We asked Tintri why it needs two versions of NFS and SMB in its portfolio. Kurt Kuckein, DDN’s senior director if marketing, said Tintri’s NFS and SMB interfaces “do not include a fully featured set of file services for desktop users, and historically Tintri customers would follow VMware best practices recommendations by adding a Windows server as a VM for desktop file services. “
NexentaStor VSA for Tintri “offers a hardened and mature SMB server to consolidate server and desktop storage on a Tintri system, including user profiles for virtual desktops and other non-virtualized use cases.”
NexentaStor VSA storage pools are built on VMDK files from an ESXi datastore and rely on the durability provided by the Tintri array.
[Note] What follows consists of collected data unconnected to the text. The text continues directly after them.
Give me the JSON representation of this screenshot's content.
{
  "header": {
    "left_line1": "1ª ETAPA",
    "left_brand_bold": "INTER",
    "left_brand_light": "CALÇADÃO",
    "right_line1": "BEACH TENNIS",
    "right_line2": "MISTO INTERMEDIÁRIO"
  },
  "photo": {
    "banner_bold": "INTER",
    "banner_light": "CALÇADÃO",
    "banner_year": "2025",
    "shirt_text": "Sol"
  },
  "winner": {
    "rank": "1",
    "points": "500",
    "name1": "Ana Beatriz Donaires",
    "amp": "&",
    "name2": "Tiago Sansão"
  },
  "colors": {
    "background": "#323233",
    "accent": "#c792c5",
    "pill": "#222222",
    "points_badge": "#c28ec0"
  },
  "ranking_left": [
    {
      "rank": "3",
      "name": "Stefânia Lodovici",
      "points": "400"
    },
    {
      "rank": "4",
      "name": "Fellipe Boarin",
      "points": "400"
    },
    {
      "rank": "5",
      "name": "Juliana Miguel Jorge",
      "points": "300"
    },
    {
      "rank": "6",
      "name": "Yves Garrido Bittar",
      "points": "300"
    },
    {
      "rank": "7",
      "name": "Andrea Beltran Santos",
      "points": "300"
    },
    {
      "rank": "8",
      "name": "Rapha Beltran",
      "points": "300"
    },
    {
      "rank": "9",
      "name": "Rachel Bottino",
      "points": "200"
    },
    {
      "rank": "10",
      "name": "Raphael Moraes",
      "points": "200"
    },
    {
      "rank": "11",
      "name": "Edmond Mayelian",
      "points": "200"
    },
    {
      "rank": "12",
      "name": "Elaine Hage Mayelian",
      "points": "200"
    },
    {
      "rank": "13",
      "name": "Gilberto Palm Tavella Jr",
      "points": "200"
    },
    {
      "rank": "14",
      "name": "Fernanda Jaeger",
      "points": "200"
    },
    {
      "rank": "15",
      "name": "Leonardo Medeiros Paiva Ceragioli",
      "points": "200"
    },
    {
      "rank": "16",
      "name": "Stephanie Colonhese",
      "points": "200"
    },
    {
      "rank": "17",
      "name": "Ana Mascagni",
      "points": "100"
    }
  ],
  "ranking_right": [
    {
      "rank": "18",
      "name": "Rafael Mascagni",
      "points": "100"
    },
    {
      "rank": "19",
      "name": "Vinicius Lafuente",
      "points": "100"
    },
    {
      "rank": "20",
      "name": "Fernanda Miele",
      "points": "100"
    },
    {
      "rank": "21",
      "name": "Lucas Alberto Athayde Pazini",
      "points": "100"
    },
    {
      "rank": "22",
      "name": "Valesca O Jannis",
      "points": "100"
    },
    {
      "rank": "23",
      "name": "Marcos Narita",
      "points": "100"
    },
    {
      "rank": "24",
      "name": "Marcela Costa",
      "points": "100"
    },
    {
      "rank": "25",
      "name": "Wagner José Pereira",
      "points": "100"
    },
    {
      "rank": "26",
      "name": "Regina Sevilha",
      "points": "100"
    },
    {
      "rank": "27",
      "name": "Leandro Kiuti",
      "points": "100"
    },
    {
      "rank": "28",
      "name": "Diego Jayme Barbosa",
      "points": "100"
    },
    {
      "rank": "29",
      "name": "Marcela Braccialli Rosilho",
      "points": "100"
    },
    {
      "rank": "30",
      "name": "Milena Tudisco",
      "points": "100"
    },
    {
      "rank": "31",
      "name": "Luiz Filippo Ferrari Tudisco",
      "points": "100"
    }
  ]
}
Files stored on the Tintri array are deduplicated. The VSA is managed via the Flex or HTML5 VMware vCenter plugins. A NexentaStor High Availability plugin provides automated failover of file services in the event of virtual machine or node failure.
File storage is almost always needed for applications and document storage, according to DDN. The NexentaStor VSA extends Tintri array use to home directories, user profiles, consolidated file sharing and branch office file data.
The NexentaStor VSA has been certified as VMware Ready for VSAN.
Druva has devised a way of automatically slotting backup data into the appropriate AWS storage layer, a service that it claims, reduces total cost of ownership by up to 50 per cent.
Warm data can be saved in AWS S3, with less often referenced or cool data sent from there to Glacier and rarely-accessed or cold data pushed across to Glacier Deep Archive.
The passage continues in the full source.